Angle Lua Value How to Write
0 0 0
45 degrees 0.25 pi FixedPoint.new(1) / 4
90 degrees 0.5 pi FixedPoint.new(1) / 2
180 degrees 1 pi 1
270 degrees 1.5 pi FixedPoint.new(3) / 2
360 degrees 2 pi 2
local one = FixedPoint.new(1)

-- Rotate 90 degrees
Entity.SetRotationY(self, one / 2)

-- Add 180 degrees to current rotation (1 is a whole number, fine as-is)
local rot = Entity.GetRotationY(self)
Entity.SetRotationY(self, rot + 1)

-- Small rotation
Entity.SetRotationY(self, rot + one / 64)

Math Functions

Math functions work with fixed-point numbers. Remember to use FixedPoint.new() for fractional arguments:

local one = FixedPoint.new(1)

-- PSXMath utilities
local clamped = PSXMath.Clamp(value, 0, 100)
local lerped = PSXMath.Lerp(0, 10, one / 2)   -- Interpolate halfway: result is 5
local sign = PSXMath.Sign(-42)                  -- Result: -1
local abs = PSXMath.Abs(-7)                     -- Result: 7

Vec3 Operations

Vectors are tables with x, y, z fields. Fractional components require FixedPoint:

local one = FixedPoint.new(1)

local pos = Vec3.new(10, 0, 5)
local dir = Vec3.new(one / 2, 0, one / 2)
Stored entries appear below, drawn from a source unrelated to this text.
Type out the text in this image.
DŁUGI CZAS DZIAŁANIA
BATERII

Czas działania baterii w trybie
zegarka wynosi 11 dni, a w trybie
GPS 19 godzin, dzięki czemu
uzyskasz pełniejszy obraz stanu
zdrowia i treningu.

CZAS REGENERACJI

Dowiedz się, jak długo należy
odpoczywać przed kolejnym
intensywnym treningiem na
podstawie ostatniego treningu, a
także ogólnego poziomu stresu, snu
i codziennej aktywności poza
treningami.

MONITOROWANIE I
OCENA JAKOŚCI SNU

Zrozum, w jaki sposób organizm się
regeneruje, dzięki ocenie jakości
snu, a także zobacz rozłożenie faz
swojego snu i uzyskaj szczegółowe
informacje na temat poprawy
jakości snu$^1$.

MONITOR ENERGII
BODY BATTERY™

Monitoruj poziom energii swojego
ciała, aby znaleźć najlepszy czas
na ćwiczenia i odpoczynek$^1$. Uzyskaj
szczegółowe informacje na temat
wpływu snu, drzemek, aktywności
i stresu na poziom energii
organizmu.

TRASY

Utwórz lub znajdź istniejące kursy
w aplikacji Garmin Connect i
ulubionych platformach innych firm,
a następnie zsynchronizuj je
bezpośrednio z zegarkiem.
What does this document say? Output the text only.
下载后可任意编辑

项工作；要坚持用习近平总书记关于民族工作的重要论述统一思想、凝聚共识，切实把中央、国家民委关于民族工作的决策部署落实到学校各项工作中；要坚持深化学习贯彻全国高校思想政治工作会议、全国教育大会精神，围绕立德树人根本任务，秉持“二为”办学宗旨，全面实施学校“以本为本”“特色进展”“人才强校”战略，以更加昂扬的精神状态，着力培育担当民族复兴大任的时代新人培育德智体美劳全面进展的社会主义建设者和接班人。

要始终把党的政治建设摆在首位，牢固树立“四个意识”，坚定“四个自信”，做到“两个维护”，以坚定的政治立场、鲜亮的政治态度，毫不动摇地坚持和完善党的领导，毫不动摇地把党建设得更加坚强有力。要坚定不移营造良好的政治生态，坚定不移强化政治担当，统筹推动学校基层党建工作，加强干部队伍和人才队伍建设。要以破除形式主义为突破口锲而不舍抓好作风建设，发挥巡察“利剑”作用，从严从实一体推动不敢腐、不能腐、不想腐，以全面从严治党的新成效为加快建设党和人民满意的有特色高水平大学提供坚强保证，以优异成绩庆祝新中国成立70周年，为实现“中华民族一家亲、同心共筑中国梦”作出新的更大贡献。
local sum = Vec3.add(pos, dir)
local dist = Vec3.distance(pos, Vec3.new(0, 0, 0))

String Concatenation

FixedPoint values work with the .. string operator:

local pos = self.position
Debug.Log("Position: " .. pos.x .. ", " .. pos.y .. ", " .. pos.z)

Common Gotchas

Integer division is silent

1/2 silently evaluates to 0. There's no error, no warning. Your code runs, but with wrong values. Always use FixedPoint.new() for fractions.

Integer overflow

Very large multiplications can overflow the 32-bit fixed-point range. Keep intermediate values reasonable.

Reuse your FixedPoint local

Create local one = FixedPoint.new(1) once at the top of your script or function, then derive all fractions from it. Don't call FixedPoint.new() inside hot loops.